Here is a brief excerpt from an essay on Aquinas in the Seminaries:
For three decades now an infected seminary system has been sedulously vilifying the Angelic Doctor. To their mind, for good reason. Most theologians know well that this Common Doctor is the thick steel wall protecting the Faith against the seepage of Modernity. Tear it down, and the Faith is fatally exposed. That's not hyperbole, it's the Magisterium. After citing six hundred years of Pontifical praise for St. Thomas, Leo XIII concludes a section of Aeterni Patris with: " . . . while to these judgments of great Pontiffs on Thomas Aquinas comes the crowning testimony of Innocent VI: His teaching above that of others . . . enjoys such an elegance of phraseology, a method of statement, a truth of proposition, that those who hold to it are never found swerving from the path of truth, and he who dares assail it will always be suspected of error.'" (Aeterni Patris, #16) As an intriguing aside the same encyclical reveals, "For it has come to light that there were not lacking among the leaders of heretical sects some who openly declared that, if the teaching of St. Thomas Aquinas were only taken away, they could easily battle with all Catholic teachers, gain the victory, and abolish the Church. A vain hope indeed, but no vain testimony." Thirty years of priestly deprivation of St. Thomas give ringing confirmation to these Leonine monita.

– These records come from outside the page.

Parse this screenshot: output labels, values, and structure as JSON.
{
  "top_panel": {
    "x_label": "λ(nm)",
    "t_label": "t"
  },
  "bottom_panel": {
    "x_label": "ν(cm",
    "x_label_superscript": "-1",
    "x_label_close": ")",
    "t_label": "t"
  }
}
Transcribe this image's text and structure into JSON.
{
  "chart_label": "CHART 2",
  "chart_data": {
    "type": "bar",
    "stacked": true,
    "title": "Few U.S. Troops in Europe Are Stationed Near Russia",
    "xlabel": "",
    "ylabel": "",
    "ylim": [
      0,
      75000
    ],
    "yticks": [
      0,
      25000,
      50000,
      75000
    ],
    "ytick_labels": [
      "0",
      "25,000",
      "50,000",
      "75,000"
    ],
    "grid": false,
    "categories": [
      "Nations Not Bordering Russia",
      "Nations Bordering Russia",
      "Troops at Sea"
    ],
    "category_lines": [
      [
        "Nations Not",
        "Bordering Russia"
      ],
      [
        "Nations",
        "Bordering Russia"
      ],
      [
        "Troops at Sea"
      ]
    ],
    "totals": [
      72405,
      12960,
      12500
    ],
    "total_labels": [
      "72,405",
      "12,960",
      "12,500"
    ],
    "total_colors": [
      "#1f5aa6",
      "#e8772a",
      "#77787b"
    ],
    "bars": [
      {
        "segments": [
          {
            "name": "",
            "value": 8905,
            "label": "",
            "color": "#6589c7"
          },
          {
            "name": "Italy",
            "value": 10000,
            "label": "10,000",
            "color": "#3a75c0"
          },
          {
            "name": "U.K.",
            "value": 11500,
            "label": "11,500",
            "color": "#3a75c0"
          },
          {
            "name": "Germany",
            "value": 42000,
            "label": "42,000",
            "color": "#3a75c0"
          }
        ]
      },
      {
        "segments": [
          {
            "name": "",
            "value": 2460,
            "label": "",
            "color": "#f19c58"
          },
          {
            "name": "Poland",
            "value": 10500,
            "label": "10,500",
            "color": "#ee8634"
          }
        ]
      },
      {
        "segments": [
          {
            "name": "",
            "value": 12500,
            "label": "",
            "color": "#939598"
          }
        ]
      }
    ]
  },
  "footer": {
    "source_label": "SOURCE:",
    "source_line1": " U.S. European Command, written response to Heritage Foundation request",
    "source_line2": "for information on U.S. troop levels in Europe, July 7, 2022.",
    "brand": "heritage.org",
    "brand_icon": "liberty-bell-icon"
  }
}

An interesting bit of trivia from a little farther down which certainly appies to the Internet as a form of mass communication:
What a shock to the Canadian bishops when they asked Dr. Marshall McLuhan how they could better understand the modern communications revolution. He promptly responded, "Read St. Thomas Aquinas' De Spiritualibus Creaturis."

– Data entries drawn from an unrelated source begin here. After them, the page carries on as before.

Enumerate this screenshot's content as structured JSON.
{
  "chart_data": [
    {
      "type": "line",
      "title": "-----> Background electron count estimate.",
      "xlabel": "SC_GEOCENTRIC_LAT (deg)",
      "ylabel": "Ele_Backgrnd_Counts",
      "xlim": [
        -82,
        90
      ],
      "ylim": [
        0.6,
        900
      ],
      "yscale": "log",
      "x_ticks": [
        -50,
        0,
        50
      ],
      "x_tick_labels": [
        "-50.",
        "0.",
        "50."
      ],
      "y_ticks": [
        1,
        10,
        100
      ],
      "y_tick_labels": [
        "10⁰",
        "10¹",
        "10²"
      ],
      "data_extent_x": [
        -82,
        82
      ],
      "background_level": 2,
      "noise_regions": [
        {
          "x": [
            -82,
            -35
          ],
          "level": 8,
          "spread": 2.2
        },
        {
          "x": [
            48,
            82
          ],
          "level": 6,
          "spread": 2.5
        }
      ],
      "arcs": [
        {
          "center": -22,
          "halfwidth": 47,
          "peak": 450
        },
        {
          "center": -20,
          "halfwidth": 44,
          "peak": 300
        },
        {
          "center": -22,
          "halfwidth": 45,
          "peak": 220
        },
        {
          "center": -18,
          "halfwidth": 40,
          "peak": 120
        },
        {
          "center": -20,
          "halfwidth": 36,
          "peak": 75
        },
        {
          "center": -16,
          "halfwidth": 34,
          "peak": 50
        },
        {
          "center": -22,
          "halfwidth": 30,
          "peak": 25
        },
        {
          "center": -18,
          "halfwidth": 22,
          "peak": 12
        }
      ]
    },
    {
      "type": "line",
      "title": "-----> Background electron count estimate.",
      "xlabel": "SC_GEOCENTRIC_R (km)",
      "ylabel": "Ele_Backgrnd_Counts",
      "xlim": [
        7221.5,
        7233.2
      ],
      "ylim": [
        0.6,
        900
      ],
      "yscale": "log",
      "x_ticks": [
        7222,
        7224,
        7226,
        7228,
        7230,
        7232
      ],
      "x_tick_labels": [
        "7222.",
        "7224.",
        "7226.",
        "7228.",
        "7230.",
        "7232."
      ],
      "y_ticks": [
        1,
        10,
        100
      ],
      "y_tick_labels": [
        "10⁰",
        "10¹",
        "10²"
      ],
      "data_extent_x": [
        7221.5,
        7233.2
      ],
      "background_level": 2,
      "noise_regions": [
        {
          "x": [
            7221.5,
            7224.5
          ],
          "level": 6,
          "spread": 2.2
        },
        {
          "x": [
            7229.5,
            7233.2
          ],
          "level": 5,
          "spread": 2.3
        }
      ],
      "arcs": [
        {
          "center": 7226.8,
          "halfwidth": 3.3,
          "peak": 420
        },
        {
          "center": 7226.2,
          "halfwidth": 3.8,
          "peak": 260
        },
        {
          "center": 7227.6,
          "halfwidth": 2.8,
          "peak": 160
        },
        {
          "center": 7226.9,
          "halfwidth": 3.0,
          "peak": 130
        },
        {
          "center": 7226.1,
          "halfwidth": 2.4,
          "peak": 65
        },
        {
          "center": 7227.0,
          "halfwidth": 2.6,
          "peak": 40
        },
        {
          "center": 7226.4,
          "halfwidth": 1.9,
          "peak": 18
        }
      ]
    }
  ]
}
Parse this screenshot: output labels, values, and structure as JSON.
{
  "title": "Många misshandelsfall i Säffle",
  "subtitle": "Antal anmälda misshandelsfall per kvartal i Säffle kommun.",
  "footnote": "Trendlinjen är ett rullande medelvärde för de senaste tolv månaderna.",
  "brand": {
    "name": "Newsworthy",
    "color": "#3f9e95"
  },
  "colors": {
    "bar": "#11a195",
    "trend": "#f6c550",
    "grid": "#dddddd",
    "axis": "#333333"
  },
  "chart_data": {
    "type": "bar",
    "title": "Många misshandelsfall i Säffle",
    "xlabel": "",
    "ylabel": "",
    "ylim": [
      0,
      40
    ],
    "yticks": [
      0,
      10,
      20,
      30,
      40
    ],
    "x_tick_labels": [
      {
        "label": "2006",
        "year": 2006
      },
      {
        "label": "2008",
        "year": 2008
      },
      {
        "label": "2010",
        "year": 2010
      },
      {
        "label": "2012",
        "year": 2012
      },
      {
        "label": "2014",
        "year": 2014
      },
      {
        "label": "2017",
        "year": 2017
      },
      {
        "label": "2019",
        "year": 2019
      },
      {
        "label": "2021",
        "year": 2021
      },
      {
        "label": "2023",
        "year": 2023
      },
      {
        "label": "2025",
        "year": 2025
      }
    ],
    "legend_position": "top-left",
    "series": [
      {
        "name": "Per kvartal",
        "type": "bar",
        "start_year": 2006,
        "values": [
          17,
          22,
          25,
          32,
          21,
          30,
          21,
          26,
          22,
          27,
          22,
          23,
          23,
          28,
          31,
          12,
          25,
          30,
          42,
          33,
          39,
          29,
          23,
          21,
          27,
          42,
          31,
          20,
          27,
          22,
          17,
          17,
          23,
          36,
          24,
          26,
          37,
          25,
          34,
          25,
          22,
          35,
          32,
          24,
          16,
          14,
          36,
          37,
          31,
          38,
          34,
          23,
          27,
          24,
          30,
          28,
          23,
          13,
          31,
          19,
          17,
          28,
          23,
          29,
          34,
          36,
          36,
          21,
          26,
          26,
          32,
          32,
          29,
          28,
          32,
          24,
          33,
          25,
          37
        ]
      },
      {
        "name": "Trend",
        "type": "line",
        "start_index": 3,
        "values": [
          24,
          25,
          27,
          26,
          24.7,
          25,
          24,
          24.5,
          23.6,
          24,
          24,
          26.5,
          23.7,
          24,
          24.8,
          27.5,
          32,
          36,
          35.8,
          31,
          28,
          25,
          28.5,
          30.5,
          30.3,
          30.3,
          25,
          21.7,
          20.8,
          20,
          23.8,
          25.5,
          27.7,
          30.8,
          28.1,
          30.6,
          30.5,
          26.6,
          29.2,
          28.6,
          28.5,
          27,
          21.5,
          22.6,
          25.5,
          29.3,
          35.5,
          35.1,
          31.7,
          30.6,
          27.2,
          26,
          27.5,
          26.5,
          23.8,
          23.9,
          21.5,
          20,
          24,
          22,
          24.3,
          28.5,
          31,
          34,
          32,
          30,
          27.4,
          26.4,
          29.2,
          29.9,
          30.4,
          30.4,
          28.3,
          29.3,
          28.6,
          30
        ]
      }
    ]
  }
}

And from the final paragraph (the author speaks of priests because the essay is about seminaries, but it can apply to laity as well):
Priests must begin to lean their head upon the wisdom of St. Thomas as he so often leaned his head on the tabernacle. God gives man priests to guard the walls of the Sacred City of the Church. But they stand strong only when carrying the weaponry of Aquinas. If not, the City falls.